Oh bad, I have only just read through your thread and this sounds very similar to my past situation. However I was the illegitimate child of a very strong Irish catholic family - my fault of course! My mother married my stepfather when I was 5 and left me with gp's to move away and start new family with 2 new dc. I spent all my childhood being pushed from pillar to post and hardly saw her. However, thankfully I was blessed with a brain and despite having to work 2 jobs from 15 - as by then I had to support myself in my own flat as grandfather had died and grandmother became toxic also - I eventually had a great career and married A fantastic man so now have a beautiful home and life with dh and dd. I tried so many times to mend fences with my mother but she constantly treated my half sisters so much better than me and was only pleasant to me if she wanted money or help with something. It left me devastated constantly! However 20 yrs ago I decided enough and broke off all contact with both her and her family for good. Best thing I ever did! Yes there have been times when i have envied other people and their relationship with their own mother - never knew my father- but I have been soooo much happier since losing contact and although we all live in same village we just never see each other. I spotted my mother walking down the village main street about 7 yrs ago and felt nothing. No hatred, no longing - just nothing. I now just wish them all well but have no desire at all to re-enter their lives. Strongly believe this was the best decision for all of us but when I look at my own dd - who has severe learning difficulties - I cannot for the life of me understand my own mother's treatment of me as my dd is my life as she is of my dh. I wish you the very best bad but I doubt anything will change unless you take a stand as they have nothing to lose - only you will continue to feel more and more depressed and you deserve so much better. Believe me, everything you have stated I suffered too including having Christmas ruined etc. And much worse.

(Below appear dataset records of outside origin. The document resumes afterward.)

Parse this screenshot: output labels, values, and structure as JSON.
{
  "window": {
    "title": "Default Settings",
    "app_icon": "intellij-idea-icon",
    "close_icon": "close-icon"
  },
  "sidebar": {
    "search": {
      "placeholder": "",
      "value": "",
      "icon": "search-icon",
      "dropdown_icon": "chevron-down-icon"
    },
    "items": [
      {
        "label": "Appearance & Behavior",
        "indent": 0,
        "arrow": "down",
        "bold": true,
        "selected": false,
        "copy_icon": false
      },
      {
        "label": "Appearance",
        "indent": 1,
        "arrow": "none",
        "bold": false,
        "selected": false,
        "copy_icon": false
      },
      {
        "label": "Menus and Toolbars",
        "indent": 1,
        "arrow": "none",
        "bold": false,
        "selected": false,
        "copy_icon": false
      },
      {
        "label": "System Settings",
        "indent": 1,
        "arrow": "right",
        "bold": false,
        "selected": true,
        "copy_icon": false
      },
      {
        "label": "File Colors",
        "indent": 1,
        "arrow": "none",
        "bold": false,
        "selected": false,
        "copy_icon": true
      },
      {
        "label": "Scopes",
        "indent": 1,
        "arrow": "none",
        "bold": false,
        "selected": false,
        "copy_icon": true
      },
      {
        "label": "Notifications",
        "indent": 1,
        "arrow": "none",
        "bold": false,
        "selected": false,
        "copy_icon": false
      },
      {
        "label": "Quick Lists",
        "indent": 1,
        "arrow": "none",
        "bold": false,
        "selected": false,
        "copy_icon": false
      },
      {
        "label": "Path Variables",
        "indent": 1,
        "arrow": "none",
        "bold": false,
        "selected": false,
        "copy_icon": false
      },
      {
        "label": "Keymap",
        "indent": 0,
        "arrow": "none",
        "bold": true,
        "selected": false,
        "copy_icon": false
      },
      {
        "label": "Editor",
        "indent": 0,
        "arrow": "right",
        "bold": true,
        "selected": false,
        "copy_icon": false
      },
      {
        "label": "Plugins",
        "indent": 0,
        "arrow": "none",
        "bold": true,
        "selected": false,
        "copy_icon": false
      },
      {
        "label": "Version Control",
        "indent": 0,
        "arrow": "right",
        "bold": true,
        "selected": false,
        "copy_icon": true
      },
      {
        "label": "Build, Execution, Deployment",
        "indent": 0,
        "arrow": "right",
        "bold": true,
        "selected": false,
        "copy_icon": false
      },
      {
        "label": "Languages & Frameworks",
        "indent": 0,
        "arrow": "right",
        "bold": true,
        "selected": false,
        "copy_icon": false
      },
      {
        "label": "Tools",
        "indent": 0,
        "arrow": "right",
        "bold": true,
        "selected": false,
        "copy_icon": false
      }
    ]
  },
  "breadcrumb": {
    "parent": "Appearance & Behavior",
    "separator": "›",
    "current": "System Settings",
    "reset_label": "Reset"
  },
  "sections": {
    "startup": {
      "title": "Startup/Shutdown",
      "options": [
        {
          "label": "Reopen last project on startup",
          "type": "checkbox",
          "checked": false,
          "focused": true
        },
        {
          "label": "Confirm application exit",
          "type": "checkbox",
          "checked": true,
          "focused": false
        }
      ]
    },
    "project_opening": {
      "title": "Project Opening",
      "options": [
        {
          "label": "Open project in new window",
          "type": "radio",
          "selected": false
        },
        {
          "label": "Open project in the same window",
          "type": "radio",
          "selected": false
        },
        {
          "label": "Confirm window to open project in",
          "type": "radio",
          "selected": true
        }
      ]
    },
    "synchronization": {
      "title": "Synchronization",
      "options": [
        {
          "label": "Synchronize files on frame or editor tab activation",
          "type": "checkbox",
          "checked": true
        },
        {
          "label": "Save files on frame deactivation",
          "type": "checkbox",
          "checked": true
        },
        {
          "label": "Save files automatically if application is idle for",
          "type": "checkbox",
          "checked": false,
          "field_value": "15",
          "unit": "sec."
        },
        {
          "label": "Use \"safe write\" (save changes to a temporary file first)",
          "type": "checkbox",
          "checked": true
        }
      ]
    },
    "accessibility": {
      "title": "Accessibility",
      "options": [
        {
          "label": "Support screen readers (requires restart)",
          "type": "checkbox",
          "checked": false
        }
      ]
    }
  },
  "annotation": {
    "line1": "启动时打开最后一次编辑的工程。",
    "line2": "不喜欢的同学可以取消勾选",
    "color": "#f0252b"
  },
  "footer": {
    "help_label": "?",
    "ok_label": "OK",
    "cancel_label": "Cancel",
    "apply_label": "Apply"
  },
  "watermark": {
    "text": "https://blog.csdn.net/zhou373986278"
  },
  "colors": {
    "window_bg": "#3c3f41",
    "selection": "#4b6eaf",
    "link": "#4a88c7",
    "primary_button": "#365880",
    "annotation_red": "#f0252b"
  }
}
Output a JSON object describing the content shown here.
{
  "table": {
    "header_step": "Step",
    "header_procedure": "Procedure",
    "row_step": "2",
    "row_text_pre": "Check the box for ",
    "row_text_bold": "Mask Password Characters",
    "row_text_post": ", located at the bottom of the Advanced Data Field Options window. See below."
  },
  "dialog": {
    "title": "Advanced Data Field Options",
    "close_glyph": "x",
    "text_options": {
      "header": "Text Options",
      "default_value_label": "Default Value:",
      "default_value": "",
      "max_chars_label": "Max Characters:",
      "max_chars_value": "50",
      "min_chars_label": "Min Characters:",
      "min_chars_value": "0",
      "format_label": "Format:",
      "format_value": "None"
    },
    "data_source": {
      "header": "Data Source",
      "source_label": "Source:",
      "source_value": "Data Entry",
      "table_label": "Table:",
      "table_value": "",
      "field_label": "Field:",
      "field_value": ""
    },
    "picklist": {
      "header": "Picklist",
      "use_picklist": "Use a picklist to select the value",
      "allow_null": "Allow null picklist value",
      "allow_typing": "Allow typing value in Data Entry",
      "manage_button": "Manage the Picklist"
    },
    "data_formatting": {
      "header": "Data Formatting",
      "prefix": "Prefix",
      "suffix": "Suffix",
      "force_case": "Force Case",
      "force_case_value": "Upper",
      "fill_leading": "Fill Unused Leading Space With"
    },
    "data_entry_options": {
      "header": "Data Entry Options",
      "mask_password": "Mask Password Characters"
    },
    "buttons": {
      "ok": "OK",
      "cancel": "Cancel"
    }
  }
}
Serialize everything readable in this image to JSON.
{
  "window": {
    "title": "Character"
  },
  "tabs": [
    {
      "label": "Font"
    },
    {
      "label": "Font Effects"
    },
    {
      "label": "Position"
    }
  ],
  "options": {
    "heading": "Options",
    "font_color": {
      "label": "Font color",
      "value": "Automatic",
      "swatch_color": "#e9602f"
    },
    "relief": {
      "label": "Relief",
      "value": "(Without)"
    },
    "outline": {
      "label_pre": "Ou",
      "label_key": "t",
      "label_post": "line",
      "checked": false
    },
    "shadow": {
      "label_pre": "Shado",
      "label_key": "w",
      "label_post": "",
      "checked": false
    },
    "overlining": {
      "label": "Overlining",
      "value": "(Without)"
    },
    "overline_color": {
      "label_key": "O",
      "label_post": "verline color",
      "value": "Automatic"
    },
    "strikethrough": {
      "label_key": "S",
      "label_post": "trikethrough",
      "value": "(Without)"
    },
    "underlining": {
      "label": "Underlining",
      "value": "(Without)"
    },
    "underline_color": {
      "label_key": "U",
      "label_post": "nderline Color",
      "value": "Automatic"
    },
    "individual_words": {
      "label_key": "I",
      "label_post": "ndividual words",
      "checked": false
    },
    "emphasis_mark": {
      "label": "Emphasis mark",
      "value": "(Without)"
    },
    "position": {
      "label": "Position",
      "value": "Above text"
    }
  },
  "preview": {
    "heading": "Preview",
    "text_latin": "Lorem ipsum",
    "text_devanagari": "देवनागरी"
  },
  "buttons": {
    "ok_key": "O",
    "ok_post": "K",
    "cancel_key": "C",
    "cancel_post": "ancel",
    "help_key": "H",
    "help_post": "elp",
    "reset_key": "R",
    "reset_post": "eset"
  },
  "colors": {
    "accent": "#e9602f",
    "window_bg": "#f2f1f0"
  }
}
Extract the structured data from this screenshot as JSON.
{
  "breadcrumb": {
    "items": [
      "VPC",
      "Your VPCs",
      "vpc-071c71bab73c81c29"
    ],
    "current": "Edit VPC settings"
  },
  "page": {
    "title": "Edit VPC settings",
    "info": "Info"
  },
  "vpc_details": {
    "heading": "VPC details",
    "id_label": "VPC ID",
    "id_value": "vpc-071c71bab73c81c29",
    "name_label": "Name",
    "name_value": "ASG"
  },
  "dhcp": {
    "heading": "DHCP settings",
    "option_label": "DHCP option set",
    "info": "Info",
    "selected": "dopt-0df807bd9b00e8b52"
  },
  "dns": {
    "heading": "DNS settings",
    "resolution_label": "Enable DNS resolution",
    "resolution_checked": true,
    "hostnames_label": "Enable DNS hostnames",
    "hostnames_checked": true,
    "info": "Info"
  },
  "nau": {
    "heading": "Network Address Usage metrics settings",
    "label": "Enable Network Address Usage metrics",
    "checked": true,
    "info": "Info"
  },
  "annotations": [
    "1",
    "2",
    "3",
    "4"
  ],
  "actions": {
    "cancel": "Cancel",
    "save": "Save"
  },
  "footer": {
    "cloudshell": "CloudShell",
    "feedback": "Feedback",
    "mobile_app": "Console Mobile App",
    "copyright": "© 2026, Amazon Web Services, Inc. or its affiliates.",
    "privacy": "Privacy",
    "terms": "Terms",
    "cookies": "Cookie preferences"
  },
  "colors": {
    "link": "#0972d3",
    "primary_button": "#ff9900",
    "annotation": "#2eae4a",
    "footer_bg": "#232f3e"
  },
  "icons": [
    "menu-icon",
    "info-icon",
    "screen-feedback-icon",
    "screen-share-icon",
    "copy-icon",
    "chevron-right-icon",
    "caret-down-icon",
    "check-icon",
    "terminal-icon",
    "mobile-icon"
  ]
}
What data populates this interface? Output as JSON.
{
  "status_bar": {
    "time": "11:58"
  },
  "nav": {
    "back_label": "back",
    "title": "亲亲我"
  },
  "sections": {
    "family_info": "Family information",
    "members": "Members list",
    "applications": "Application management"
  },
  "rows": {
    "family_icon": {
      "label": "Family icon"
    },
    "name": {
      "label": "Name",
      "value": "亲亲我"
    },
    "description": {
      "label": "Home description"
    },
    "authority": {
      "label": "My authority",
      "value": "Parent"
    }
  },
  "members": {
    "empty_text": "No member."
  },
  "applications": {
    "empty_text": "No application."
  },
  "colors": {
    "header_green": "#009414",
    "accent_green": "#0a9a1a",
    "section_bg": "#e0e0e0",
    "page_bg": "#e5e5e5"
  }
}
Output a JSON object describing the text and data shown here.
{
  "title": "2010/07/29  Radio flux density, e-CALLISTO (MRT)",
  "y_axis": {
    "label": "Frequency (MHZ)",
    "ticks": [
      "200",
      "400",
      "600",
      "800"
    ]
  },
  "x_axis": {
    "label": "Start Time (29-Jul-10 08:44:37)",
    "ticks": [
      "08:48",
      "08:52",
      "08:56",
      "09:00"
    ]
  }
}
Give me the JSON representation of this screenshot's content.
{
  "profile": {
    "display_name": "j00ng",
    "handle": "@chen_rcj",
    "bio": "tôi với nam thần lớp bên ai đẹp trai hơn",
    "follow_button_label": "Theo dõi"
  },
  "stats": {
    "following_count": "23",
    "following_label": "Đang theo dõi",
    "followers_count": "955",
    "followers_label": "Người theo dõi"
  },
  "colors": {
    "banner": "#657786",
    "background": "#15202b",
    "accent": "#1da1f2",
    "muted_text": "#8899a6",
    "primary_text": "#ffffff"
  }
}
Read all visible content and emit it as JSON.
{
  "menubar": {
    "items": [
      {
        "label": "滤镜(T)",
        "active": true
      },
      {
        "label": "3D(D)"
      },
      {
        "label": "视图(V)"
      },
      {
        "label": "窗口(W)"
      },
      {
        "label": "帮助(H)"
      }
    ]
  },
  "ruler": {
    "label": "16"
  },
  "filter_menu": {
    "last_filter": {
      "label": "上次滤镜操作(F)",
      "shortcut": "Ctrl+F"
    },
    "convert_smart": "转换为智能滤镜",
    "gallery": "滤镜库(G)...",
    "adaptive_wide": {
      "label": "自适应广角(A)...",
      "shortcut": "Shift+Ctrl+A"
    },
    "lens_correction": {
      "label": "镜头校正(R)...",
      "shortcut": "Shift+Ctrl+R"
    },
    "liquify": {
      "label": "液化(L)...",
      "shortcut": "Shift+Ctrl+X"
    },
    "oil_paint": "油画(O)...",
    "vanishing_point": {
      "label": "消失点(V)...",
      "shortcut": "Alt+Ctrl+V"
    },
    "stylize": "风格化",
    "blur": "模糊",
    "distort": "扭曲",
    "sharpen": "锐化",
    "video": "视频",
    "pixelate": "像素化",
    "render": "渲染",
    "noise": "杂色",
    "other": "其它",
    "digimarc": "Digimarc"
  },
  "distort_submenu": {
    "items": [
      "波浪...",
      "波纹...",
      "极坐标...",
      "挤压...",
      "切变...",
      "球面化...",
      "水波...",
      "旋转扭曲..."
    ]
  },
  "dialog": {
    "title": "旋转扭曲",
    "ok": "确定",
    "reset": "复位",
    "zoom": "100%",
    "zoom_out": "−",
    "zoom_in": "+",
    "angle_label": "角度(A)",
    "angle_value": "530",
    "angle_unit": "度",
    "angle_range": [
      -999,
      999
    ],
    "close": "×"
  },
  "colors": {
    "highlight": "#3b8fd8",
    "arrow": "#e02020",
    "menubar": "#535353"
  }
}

Badvoc Sun 30-Dec-12 17:46:46

Raffles.
I am very sorry to hear your story, but many congrats in your lovely dh and dd.
My dh is great, and my children are wonderful (but of course I would say that!)
I am not worried about living in the same village at all..I never see my brother, only see my sister on the school run and not everyday. I only really see them if I visit my parents house and I won't be doing that anytime soon.
I have had no text, phone call, nothing from my brother over Xmas.
I have felt physically ill since Boxing Day - my dh and dc have gone to my pils without me as I just don't feel well enough - and it's all due to them.
They actually make me ill!

RafflesWay Sun 30-Dec-12 21:24:33

I know that feeling so well bad! I felt suicidal at times and constantly questioned myself as a person etc. This will eat you alive if you allow it to. I am not necessarily saying you should take such drastic action as I did but their behaviour suggests they don't have normal "family feelings" for you. (I bet you are a terrific mum yourself as you will be so conscious of being so different to your own mother!) I made the decision after asking myself seriously would my life be better with or without them and when I looked at the pros and cons the latter seemed easier to live with. I think you are definitely doing the right thing by keeping your distance for the time being and focus on your own lovely family who will be the ones to keep you strong and sane. Keep talking to us on here bad - we will be here to support you whenever you need it.